What are the most impressive, awe-inspiring things on Earth? That's always a matter of opinion. But we want to share something with you that's a fact.
Size is deceptive.
Proof of that can be found in the winners of Nikon's Small World photomicrography competition. For 47 years, this contest has challenged photographers to explore one of the furthest frontiers of their craft. Using microscopic photography to capture images of the very small.
Are you ready to see some tiny wonders? Let's zooooooooom in!
The top prize went to Jason Kirk of the Baylor College of Medicine in Houston, Texas. His image is of tiny organisms called trichome (in white) and stomata (in purple) on a southern live oak leaf. The result looks like octopus floating in a distant space nebula. So cool!
And if you thought that was mind-blowing, get ready for something that is actually a mind blown wide open!

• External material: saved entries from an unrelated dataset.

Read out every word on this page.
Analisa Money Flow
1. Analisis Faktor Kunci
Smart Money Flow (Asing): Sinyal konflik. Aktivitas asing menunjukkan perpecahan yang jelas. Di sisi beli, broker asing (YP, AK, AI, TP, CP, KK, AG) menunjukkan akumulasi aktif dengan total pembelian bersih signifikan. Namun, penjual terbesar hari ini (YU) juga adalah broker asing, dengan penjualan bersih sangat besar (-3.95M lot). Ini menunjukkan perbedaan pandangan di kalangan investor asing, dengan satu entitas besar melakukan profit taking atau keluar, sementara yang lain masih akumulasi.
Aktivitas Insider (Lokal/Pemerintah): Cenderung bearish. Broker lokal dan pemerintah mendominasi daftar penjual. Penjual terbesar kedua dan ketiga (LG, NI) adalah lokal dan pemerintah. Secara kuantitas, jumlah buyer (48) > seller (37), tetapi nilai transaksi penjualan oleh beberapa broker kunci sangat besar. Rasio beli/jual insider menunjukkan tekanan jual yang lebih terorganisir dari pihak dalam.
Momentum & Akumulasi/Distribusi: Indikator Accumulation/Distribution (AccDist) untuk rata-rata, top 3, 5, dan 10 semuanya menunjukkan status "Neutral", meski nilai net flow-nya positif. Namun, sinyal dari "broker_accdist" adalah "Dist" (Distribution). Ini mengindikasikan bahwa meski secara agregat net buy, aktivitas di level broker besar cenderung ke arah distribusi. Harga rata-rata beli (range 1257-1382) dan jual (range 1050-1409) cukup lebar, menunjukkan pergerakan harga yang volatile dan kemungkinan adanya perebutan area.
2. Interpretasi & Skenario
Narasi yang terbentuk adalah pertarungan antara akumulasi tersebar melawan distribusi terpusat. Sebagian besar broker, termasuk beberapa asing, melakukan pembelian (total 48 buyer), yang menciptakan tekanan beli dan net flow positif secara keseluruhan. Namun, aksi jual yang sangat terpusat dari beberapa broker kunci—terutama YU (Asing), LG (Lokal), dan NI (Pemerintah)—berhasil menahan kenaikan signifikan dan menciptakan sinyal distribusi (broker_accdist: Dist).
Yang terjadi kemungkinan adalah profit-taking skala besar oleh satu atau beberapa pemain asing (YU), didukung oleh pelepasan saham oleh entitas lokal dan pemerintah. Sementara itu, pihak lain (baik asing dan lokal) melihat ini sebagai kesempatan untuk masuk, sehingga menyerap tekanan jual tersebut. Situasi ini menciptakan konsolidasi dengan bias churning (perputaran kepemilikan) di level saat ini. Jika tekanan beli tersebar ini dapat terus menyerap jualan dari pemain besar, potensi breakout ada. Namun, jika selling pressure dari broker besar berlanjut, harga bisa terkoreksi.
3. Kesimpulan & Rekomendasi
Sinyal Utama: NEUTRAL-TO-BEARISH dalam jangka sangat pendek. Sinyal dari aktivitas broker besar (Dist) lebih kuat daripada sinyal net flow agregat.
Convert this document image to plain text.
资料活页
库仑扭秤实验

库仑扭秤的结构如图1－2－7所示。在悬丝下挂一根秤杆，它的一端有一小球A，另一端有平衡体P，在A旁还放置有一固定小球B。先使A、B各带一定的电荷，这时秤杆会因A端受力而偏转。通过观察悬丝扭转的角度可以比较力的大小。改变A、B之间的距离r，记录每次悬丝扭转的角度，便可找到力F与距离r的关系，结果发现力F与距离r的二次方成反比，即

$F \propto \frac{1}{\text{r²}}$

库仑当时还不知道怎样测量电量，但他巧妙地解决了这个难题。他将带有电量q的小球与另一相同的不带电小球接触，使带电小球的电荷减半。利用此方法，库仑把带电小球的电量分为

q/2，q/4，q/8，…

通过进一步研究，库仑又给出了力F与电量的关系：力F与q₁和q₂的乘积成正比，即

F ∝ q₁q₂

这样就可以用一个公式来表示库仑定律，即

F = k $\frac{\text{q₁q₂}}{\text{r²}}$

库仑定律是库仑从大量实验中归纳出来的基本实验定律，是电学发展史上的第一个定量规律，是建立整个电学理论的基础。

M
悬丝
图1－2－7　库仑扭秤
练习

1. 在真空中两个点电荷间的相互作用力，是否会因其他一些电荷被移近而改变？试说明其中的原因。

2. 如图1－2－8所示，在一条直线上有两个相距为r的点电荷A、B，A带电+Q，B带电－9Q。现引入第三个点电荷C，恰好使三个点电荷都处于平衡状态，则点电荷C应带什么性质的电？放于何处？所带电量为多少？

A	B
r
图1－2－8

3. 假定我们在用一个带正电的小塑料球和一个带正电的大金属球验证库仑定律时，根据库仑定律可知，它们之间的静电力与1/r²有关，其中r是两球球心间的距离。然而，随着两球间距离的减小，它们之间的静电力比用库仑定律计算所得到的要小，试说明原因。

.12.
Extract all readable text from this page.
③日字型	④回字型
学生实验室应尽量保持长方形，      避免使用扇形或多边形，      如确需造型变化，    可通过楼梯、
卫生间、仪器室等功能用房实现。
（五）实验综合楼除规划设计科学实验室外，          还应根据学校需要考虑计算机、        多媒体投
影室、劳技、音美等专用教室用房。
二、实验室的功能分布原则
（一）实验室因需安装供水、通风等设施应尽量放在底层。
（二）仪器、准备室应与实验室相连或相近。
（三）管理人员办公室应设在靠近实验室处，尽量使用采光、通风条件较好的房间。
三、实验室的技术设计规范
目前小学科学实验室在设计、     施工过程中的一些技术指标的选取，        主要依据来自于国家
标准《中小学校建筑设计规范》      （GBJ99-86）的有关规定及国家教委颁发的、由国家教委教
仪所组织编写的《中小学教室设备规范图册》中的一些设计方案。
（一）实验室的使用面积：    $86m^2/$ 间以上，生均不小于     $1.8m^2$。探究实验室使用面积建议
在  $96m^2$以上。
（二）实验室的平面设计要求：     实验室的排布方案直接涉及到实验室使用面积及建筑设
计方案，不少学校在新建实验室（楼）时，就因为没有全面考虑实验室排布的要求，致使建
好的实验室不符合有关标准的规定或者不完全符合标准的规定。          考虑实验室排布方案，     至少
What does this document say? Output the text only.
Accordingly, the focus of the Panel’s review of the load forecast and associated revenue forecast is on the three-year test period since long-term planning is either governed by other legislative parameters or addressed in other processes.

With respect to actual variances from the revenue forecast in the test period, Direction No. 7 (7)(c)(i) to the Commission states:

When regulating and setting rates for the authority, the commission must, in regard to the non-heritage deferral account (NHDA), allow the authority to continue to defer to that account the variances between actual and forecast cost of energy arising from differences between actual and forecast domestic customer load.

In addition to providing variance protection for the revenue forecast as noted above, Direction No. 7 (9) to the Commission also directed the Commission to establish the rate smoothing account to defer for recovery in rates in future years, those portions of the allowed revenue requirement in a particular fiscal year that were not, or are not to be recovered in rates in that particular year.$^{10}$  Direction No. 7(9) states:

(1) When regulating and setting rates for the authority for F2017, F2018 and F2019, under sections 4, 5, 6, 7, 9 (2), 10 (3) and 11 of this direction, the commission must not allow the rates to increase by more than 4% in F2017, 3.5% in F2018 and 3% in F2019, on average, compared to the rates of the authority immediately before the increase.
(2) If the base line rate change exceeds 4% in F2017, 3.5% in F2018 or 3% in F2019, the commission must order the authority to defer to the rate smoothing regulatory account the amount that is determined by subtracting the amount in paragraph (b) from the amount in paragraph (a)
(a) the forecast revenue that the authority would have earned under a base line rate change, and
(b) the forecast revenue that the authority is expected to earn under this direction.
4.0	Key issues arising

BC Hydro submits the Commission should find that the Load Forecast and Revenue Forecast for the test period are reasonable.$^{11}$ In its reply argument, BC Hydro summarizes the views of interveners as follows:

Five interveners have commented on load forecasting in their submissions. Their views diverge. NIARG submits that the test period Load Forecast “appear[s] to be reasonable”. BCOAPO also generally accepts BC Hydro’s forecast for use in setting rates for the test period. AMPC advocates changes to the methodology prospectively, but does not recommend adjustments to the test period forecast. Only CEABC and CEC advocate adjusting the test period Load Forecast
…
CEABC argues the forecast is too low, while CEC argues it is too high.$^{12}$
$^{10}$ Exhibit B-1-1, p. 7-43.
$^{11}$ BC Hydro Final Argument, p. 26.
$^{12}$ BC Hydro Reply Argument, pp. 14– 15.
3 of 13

The second prize went to a pair of Australian neuroscientists (brain specialists!) named Esmeralda Paric and Holly Stefen. They snapped an image of two groups of around 300,000 neurons. These create the essential networks in a brain that also signals to be sent through the organ. Down the centre is a bridge that has grown between the two networks made of axons, which are like the arms of a neuron that connect them.
Like we said. Mind-blowing!
The final image we'd like to show you might spook you out a little, but don't worry. It's not some giant alien lobster. It's just a dog louse! (These are the cousins of head lice that many humans unfortunately encounter.)
In this case, it is of the rear leg, claw, and respiratory tract (breathing system) of the creature, which is small enough to crawl on a single strand of hair. You can thank Frank Reiser of Nassau Community College for this amazing view! And if you'd like to see even more, there more than 100 images from competition being displayed on the contest's website. It's all extremely fascinating!